Menurutnya, sertipikasi tanah wakaf sangat penting untuk memastikan status hukum tanah yang telah diwakafkan tetap terjaga dan tidak menimbulkan persoalan di kemudian hari.
Dalam upaya mengejar target tersebut, BPN Banten menyiapkan sejumlah strategi percepatan. Selain melakukan sosialisasi kepada para nadzir dan pemangku kepentingan terkait proses Akta Ikrar Wakaf (AIW), BPN juga mendorong pemasangan tanda batas pada bidang tanah wakaf yang akan disertipikatkan.
Langkah itu dilakukan untuk memastikan kejelasan batas fisik tanah sehingga proses pengukuran dan administrasi dapat berjalan lebih cepat.
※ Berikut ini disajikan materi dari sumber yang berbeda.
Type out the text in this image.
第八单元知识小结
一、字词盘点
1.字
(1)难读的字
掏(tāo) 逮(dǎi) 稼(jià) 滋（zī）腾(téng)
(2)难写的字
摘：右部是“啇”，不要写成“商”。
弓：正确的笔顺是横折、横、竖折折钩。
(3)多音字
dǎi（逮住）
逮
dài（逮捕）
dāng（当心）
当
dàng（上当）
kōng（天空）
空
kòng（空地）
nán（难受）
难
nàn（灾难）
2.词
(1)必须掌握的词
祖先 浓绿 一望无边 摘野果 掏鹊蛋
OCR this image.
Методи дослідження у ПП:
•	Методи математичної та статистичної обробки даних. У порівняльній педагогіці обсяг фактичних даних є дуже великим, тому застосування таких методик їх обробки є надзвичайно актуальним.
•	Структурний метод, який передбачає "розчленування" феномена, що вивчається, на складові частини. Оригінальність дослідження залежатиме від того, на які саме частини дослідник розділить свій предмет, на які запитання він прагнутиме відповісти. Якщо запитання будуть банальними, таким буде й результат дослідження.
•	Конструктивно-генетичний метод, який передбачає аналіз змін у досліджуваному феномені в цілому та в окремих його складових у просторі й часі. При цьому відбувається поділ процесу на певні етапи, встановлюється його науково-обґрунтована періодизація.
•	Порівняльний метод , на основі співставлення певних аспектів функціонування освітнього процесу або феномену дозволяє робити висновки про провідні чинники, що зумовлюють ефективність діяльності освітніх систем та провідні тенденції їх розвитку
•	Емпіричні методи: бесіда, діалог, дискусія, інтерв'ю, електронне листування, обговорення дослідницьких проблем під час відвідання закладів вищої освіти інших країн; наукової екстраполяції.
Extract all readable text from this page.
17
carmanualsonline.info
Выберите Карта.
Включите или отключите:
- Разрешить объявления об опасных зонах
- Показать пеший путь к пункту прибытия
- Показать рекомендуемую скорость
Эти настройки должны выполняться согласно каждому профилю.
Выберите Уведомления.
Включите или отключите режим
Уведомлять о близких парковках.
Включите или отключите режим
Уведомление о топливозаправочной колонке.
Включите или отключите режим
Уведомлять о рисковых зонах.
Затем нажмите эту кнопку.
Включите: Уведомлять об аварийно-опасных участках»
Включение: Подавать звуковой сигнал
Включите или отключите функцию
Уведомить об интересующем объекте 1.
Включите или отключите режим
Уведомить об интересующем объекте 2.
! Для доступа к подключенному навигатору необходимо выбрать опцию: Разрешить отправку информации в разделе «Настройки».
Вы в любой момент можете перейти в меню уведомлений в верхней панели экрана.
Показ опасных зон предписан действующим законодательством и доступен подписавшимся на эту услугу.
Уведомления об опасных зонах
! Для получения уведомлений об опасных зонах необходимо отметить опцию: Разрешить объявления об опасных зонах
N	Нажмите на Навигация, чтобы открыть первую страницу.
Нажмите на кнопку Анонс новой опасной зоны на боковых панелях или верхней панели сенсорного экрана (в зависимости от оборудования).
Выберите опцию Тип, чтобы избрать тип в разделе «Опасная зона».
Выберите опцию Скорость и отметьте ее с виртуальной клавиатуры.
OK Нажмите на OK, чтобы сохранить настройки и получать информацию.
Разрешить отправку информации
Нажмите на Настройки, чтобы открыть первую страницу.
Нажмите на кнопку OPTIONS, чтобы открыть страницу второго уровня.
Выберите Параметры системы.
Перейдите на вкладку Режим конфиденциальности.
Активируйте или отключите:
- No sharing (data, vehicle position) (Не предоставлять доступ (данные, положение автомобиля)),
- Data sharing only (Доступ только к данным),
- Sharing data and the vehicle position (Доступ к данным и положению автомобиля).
“Selain sosialisasi kepada nadzir dan stakeholder terkait akta ikrar wakaf, kami juga mengembangkan strategi lain berupa pemasangan tanda batas tanah wakaf. Dengan begitu batas-batas objek tanah dapat diketahui secara pasti sehingga proses sertipikasi bisa berjalan lebih cepat,” katanya.
Harison menjelaskan, percepatan sertifikasi akan dilakukan dengan menggabungkan proses fisik dan yuridis secara bersamaan. Pendekatan tersebut dinilai mampu memangkas waktu penyelesaian yang selama ini kerap terkendala kelengkapan administrasi.
“Kami tidak ingin hanya menunggu proses berjalan. Kami mencoba memulai dari aspek fisiknya terlebih dahulu, kemudian digabungkan dengan aspek yuridis agar percepatan sertipikasi tanah wakaf bisa segera diwujudkan,” ujarnya.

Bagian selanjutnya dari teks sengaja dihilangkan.